Let $A \in M_n(\mathbb R)$.
Show that if $A(\,{}^t\!A)A$ is symmetric, then $A$ is also symmetric.
My attempt:
If $A \in Gl_n(\mathbb{R})$,
We have : ${}^t(A^{-1})=(\,{}^t\!A)^{-1}$ Then : $${}^t\!AA\,{}^t\!A= A{}^tAA A\,{}^t\!A=(\,{}^\!tA)^{-1}A\,{}^t\!AA$$
This does not allow me to continue ...
I started with $A$ invertible for use after density. However, it may be a bad idea, what do you think?
Thank you
Edit : ${}^tA$ is the transpose of A.
Hint: Let me denote the transpose of $A$ by $A^t$. Since $AA^tA$ is symmetric,
$$AA^tA=A^tAA^t\Longrightarrow (AA^t)^3=(A^tA)^3 \Longrightarrow AA^t=A^tA.$$
That is to say, $A$ is normal. Then use the fact that $A$ unitarily similar to a diagonal matrix to show $A$ is symmetric.
Update: Let me extend the statement to the complex valued case and add some details to the proof. To begin with, let me denote the Hermitian conjugate of $A\in M_n(\Bbb C)$ by $A^*$.

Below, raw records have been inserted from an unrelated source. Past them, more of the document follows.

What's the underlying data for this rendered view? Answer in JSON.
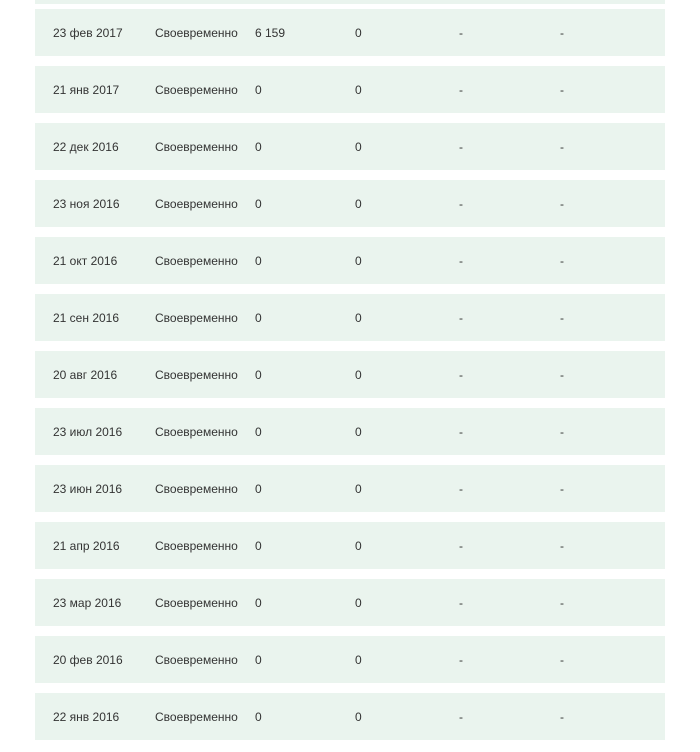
{
  "colors": {
    "row_bg": "#eaf4ee",
    "text": "#333333",
    "page_bg": "#ffffff"
  },
  "table": {
    "rows": [
      {
        "date": "23 фев 2017",
        "status": "Своевременно",
        "col3": "6 159",
        "col4": "0",
        "col5": "-",
        "col6": "-"
      },
      {
        "date": "21 янв 2017",
        "status": "Своевременно",
        "col3": "0",
        "col4": "0",
        "col5": "-",
        "col6": "-"
      },
      {
        "date": "22 дек 2016",
        "status": "Своевременно",
        "col3": "0",
        "col4": "0",
        "col5": "-",
        "col6": "-"
      },
      {
        "date": "23 ноя 2016",
        "status": "Своевременно",
        "col3": "0",
        "col4": "0",
        "col5": "-",
        "col6": "-"
      },
      {
        "date": "21 окт 2016",
        "status": "Своевременно",
        "col3": "0",
        "col4": "0",
        "col5": "-",
        "col6": "-"
      },
      {
        "date": "21 сен 2016",
        "status": "Своевременно",
        "col3": "0",
        "col4": "0",
        "col5": "-",
        "col6": "-"
      },
      {
        "date": "20 авг 2016",
        "status": "Своевременно",
        "col3": "0",
        "col4": "0",
        "col5": "-",
        "col6": "-"
      },
      {
        "date": "23 июл 2016",
        "status": "Своевременно",
        "col3": "0",
        "col4": "0",
        "col5": "-",
        "col6": "-"
      },
      {
        "date": "23 июн 2016",
        "status": "Своевременно",
        "col3": "0",
        "col4": "0",
        "col5": "-",
        "col6": "-"
      },
      {
        "date": "21 апр 2016",
        "status": "Своевременно",
        "col3": "0",
        "col4": "0",
        "col5": "-",
        "col6": "-"
      },
      {
        "date": "23 мар 2016",
        "status": "Своевременно",
        "col3": "0",
        "col4": "0",
        "col5": "-",
        "col6": "-"
      },
      {
        "date": "20 фев 2016",
        "status": "Своевременно",
        "col3": "0",
        "col4": "0",
        "col5": "-",
        "col6": "-"
      },
      {
        "date": "22 янв 2016",
        "status": "Своевременно",
        "col3": "0",
        "col4": "0",
        "col5": "-",
        "col6": "-"
      }
    ]
  }
}
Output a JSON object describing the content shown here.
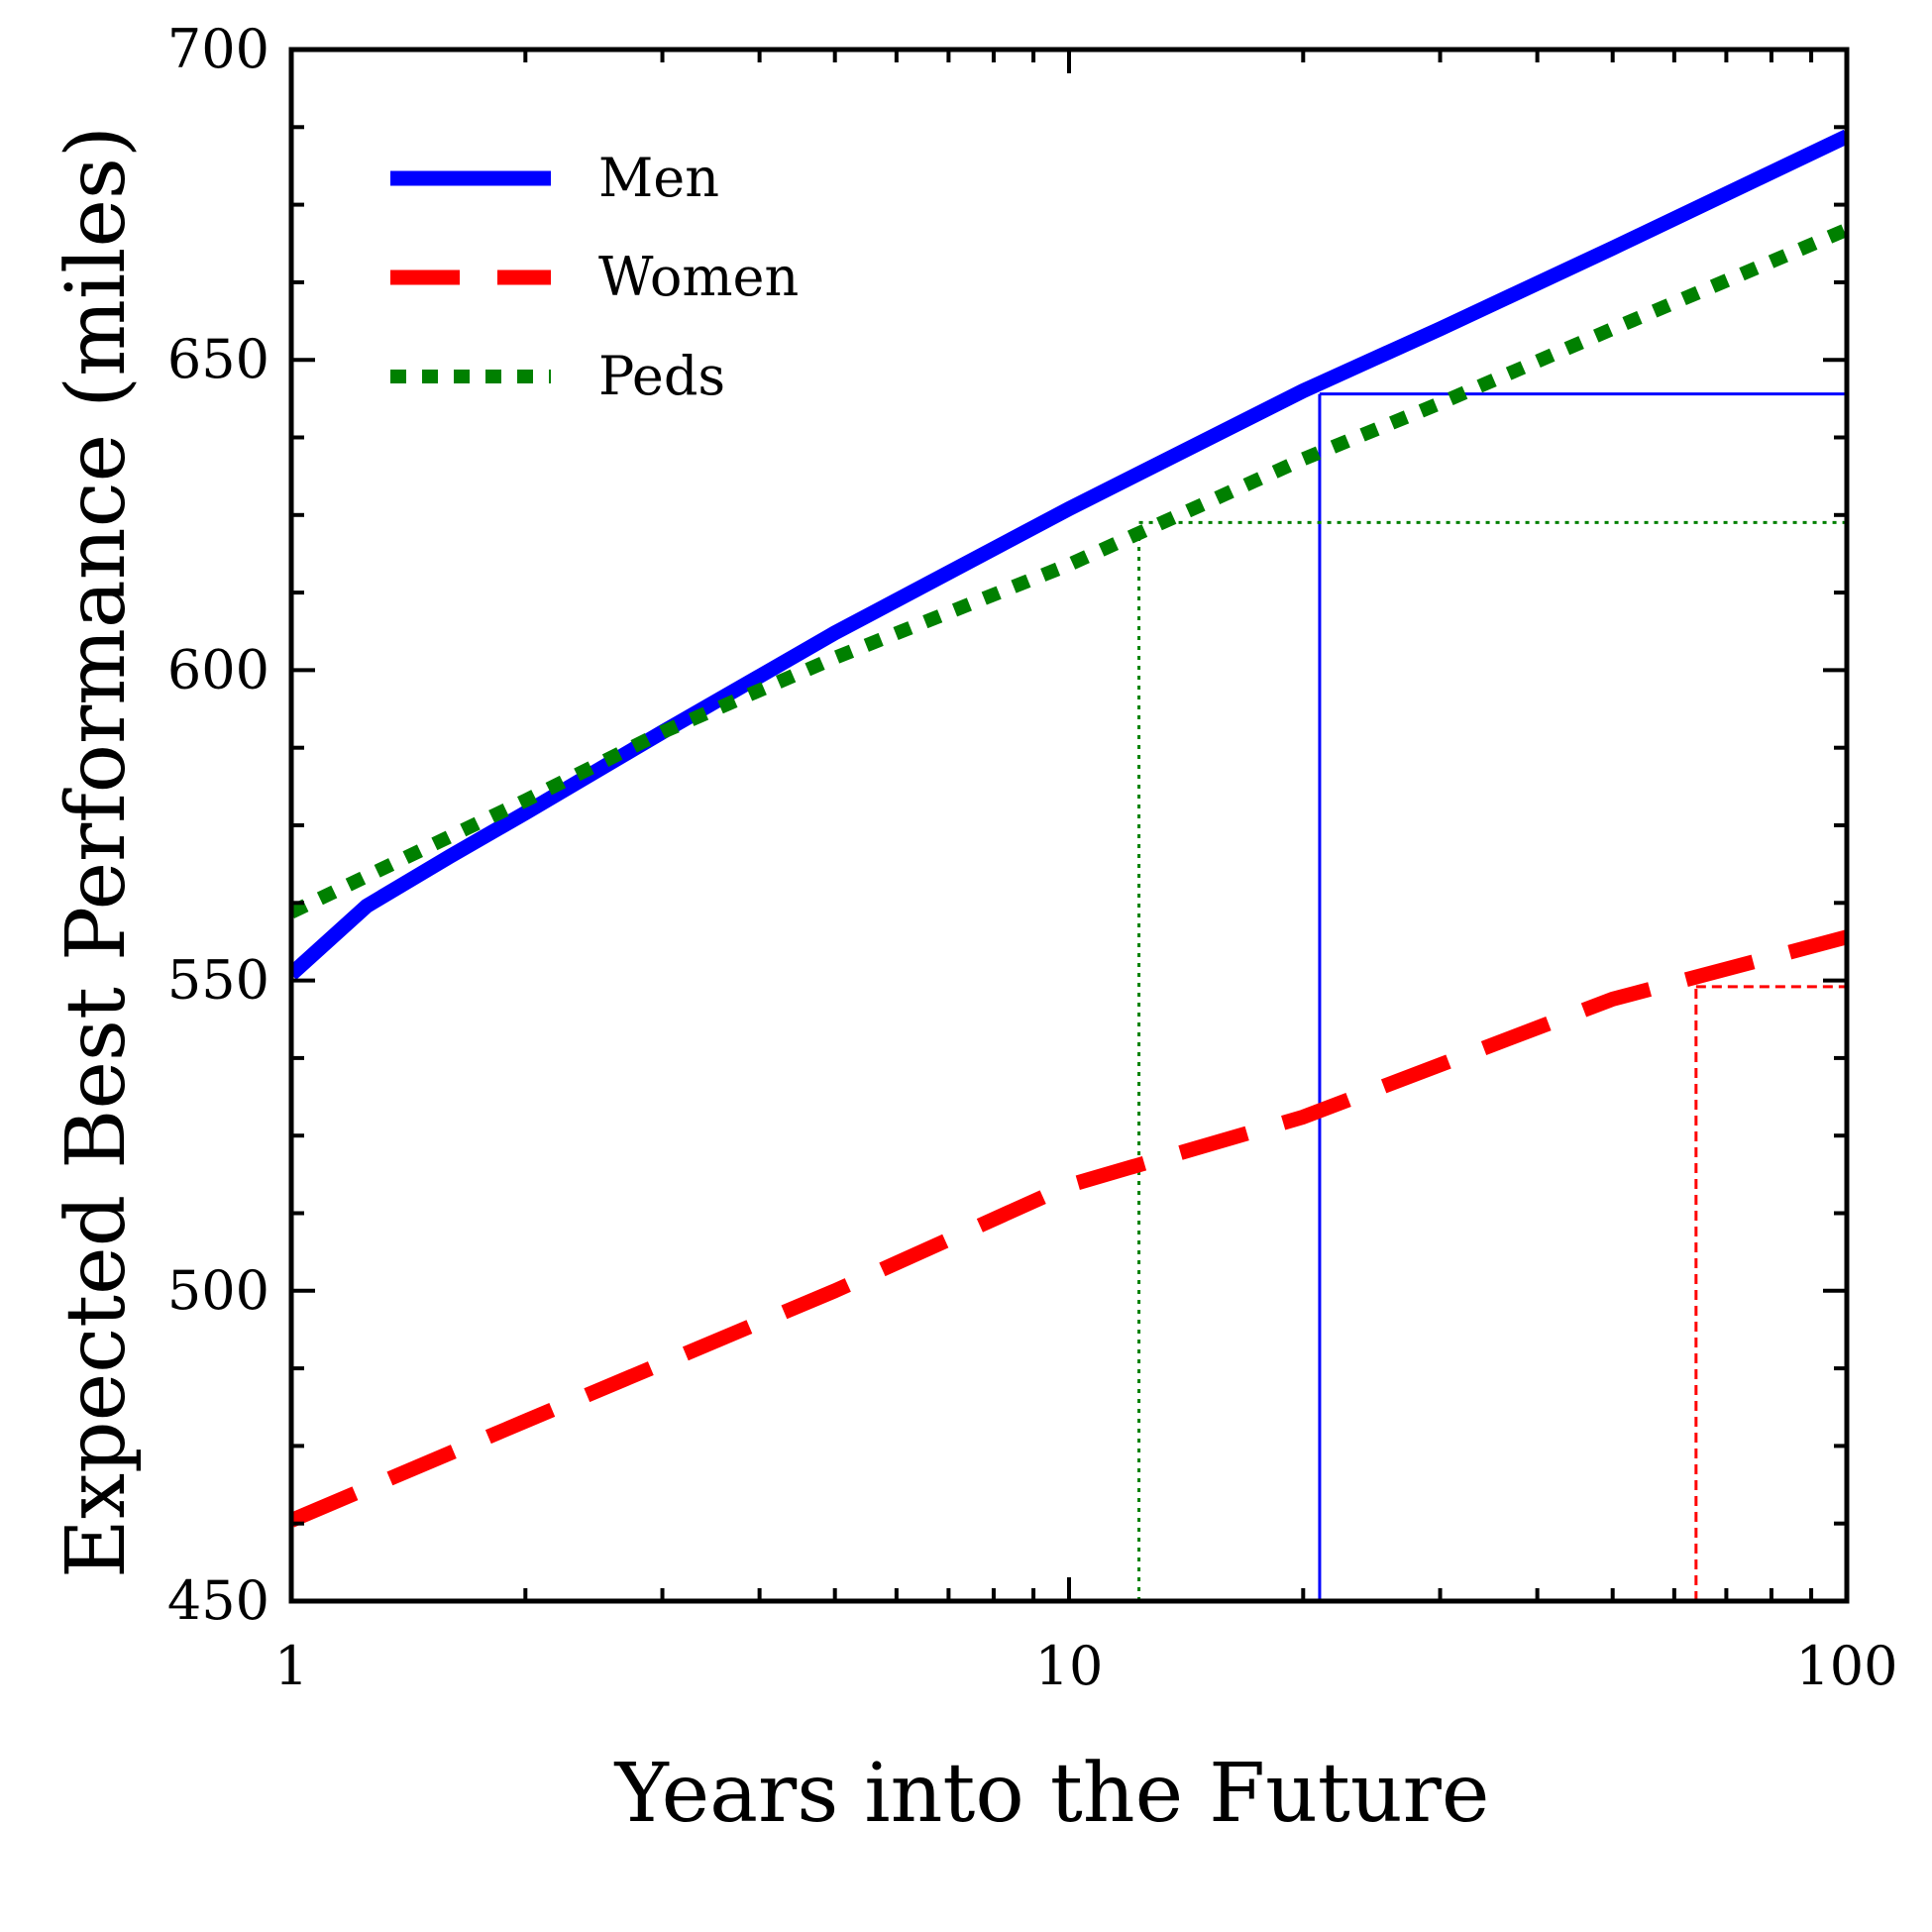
{
  "chart_data": {
    "type": "line",
    "xscale": "log",
    "xlabel": "Years into the Future",
    "ylabel": "Expected Best Performance (miles)",
    "xlim": [
      1,
      100
    ],
    "ylim": [
      450,
      700
    ],
    "xticks": [
      1,
      10,
      100
    ],
    "xtick_labels": [
      "1",
      "10",
      "100"
    ],
    "yticks": [
      450,
      500,
      550,
      600,
      650,
      700
    ],
    "ytick_labels": [
      "450",
      "500",
      "550",
      "600",
      "650",
      "700"
    ],
    "legend_position": "top-left",
    "series": [
      {
        "name": "Men",
        "color": "#0000ff",
        "style": "solid",
        "x": [
          1,
          1.25,
          1.6,
          2,
          3,
          5,
          10,
          20,
          30,
          50,
          100
        ],
        "y": [
          551,
          562,
          570,
          577,
          590,
          606,
          626,
          645,
          655,
          668,
          686
        ]
      },
      {
        "name": "Women",
        "color": "#ff0000",
        "style": "dashed",
        "x": [
          1,
          2,
          5,
          10,
          20,
          50,
          100
        ],
        "y": [
          463,
          479,
          500,
          517,
          528,
          547,
          557
        ]
      },
      {
        "name": "Peds",
        "color": "#008000",
        "style": "dotted",
        "x": [
          1,
          2,
          3,
          5,
          10,
          20,
          30,
          50,
          100
        ],
        "y": [
          561,
          579,
          590,
          602,
          617,
          634,
          643,
          655,
          671
        ]
      }
    ],
    "reference_lines": [
      {
        "series": "Men",
        "x": 21,
        "y": 644.5,
        "color": "#0000ff",
        "style": "solid"
      },
      {
        "series": "Peds",
        "x": 12.3,
        "y": 623.8,
        "color": "#008000",
        "style": "dotted"
      },
      {
        "series": "Women",
        "x": 64,
        "y": 549,
        "color": "#ff0000",
        "style": "dashed"
      }
    ]
  }
}
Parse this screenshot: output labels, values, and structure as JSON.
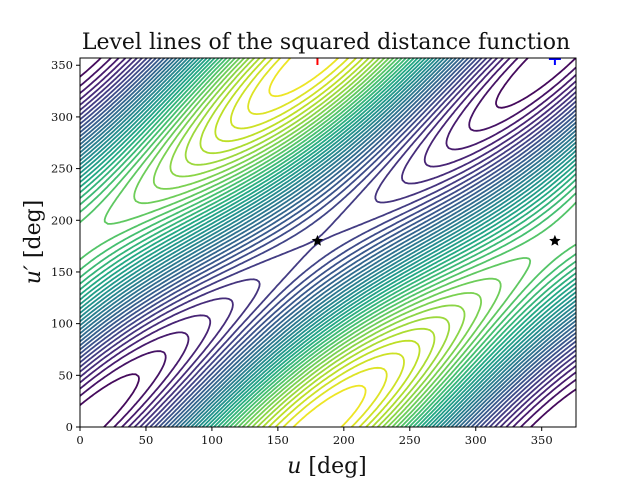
{
  "chart_data": {
    "type": "contour",
    "title": "Level lines of the squared distance function",
    "xlabel": "u [deg]",
    "ylabel": "u′ [deg]",
    "xlim": [
      0,
      376
    ],
    "ylim": [
      0,
      357
    ],
    "xticks": [
      0,
      50,
      100,
      150,
      200,
      250,
      300,
      350
    ],
    "yticks": [
      0,
      50,
      100,
      150,
      200,
      250,
      300,
      350
    ],
    "grid": false,
    "colormap": "viridis",
    "n_levels": 40,
    "maxima": [
      {
        "u": 180,
        "u_prime": 0
      },
      {
        "u": 180,
        "u_prime": 360
      }
    ],
    "saddle_points": [
      {
        "u": 180,
        "u_prime": 180,
        "marker": "star",
        "color": "#000000"
      },
      {
        "u": 360,
        "u_prime": 180,
        "marker": "star",
        "color": "#000000"
      }
    ],
    "markers": [
      {
        "u": 180,
        "u_prime": 360,
        "marker": "vertical tick",
        "color": "#ff0000"
      },
      {
        "u": 360,
        "u_prime": 360,
        "marker": "plus",
        "color": "#0000ff"
      }
    ]
  },
  "plot": {
    "title": "Level lines of the squared distance function",
    "xlabel_var": "u",
    "xlabel_unit": "[deg]",
    "ylabel_var": "u′",
    "ylabel_unit": "[deg]"
  }
}
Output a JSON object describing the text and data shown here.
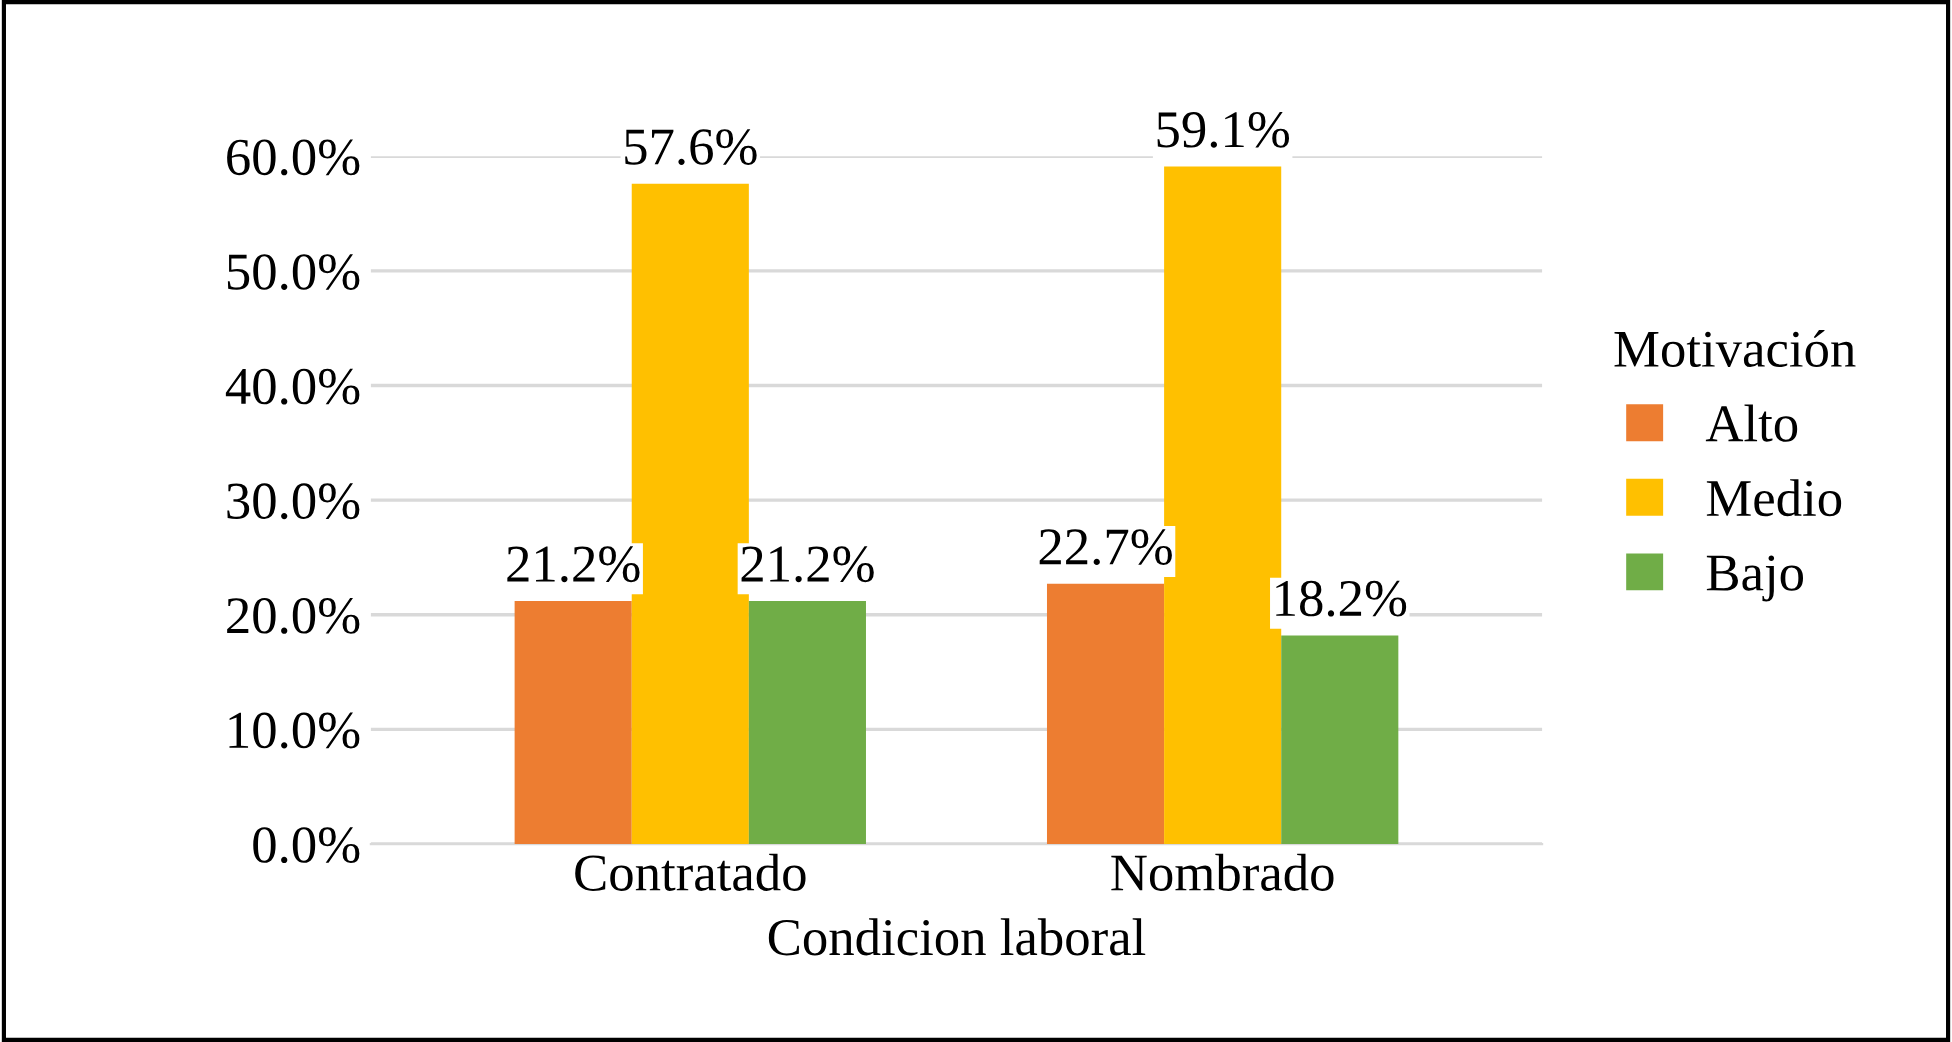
{
  "chart_data": {
    "type": "bar",
    "xlabel": "Condicion laboral",
    "legend_title": "Motivación",
    "categories": [
      "Contratado",
      "Nombrado"
    ],
    "series": [
      {
        "name": "Alto",
        "color": "#ed7d31",
        "values": [
          21.2,
          22.7
        ],
        "value_labels": [
          "21.2%",
          "22.7%"
        ]
      },
      {
        "name": "Medio",
        "color": "#ffc000",
        "values": [
          57.6,
          59.1
        ],
        "value_labels": [
          "57.6%",
          "59.1%"
        ]
      },
      {
        "name": "Bajo",
        "color": "#70ad47",
        "values": [
          21.2,
          18.2
        ],
        "value_labels": [
          "21.2%",
          "18.2%"
        ]
      }
    ],
    "ylim": [
      0,
      60
    ],
    "yticks": [
      {
        "value": 0,
        "label": "0.0%"
      },
      {
        "value": 10,
        "label": "10.0%"
      },
      {
        "value": 20,
        "label": "20.0%"
      },
      {
        "value": 30,
        "label": "30.0%"
      },
      {
        "value": 40,
        "label": "40.0%"
      },
      {
        "value": 50,
        "label": "50.0%"
      },
      {
        "value": 60,
        "label": "60.0%"
      }
    ],
    "grid": "y",
    "legend": "right"
  }
}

Claim: Given $A\in M_n(\Bbb C)$, if $AA^*A$ is Hermitian, then $A$ is also Hermitian.
Proof: Denote $B:=AA^*A$. As shown in the hint, since $B=B^*$, $$(AA^*)^3=BB^*=B^*B=(A^*A)^3.$$ Since $AA^*$ and $A^*A$ are Hermitian, the equality above implies that $AA^*=A^*A$. This is due to a general fact: if $H$ is Hermitian and $f:\Bbb R\to\Bbb R$ is a function, then there is a natural way to uniquely define a Hermitian matrix $f(H)$. In our situation, $H=(AA^*)^3=(A^*A)^3$, $f(x)=x^{\frac{1}{3}}$.
We have seen that $A$ is a normal matrix, so $A=U\Lambda U^*$ for some unitary $U$ matrix and some diagonal matrix $\Lambda$. Then $$\Lambda\Lambda^*\Lambda=U^*BU=U^*B^*U=\Lambda^*\Lambda\Lambda^*.$$ Since $\Lambda$ is diagonal, the equality above implies that it is real valued, so $A$ is Hermitian. $\quad\square$
By an orthogonal change of basis, we may assume that the singular value decomposition of $A$ is $US$, where $U$ is real orthogonal and $S$ is nonnegative and diagonal. Then the given condition implies that $US^3$ is symmetric. Hence $(US^3)(S^3U^T) = (S^3U^T)(US^3)$ (the credit of considering $(AA^TA)(A^TAA^T)=(A^TAA^T)(AA^TA)$ here goes to Hu Zhengtang), or $US^6U^T = S^6$. Since positive semidefinite matrices have unique positive semidefinite $n$-th roots, it follows that $USU^T = S$. Therefore both $U$ and $U^T$ commute with $S$, and in turn also with $S^+$, the Moore-Penrose pseudoinverse of $S$. Consequently, $$ A=US=US^3(S^+)^2=(US^3)^T(S^+)^2=S^3U^T(S^+)^2=S^3(S^+)^2U^T=SU^T=A^T. $$
Here I only answer the question for case $A\in M_2(\mathbb{R})$ $$A=\begin{bmatrix} a & b\\ c & d \end{bmatrix}\Longrightarrow AA^tA=\begin{bmatrix} \sim & a^2b+b^3+acd+bd^2\\ a^2c+abd+c^3+c^2d & \sim \end{bmatrix}$$ $$a^2c+abd+c^3+c^2d=a^2b+b^3+acd+bd^2\Longrightarrow a^2(c-b)+ad(b-c)+(c^2+bc+b^2)(c-b)+d^2(b-c)=0$$ $$\Longrightarrow c=d\text{ or } a^2-ad+c^2+cb+b^2-d^2=0$$ But pay attention that we are in real numbers so squares can't be negative. Thus; $$a^2+b^2+c^2+d^2=ad-bc\leq (\max\{a,d\})^2\leq a^2+d^2\Longrightarrow b^2+c^2=0\Longrightarrow b=c=0$$
Therefore $A$ is asymmetric.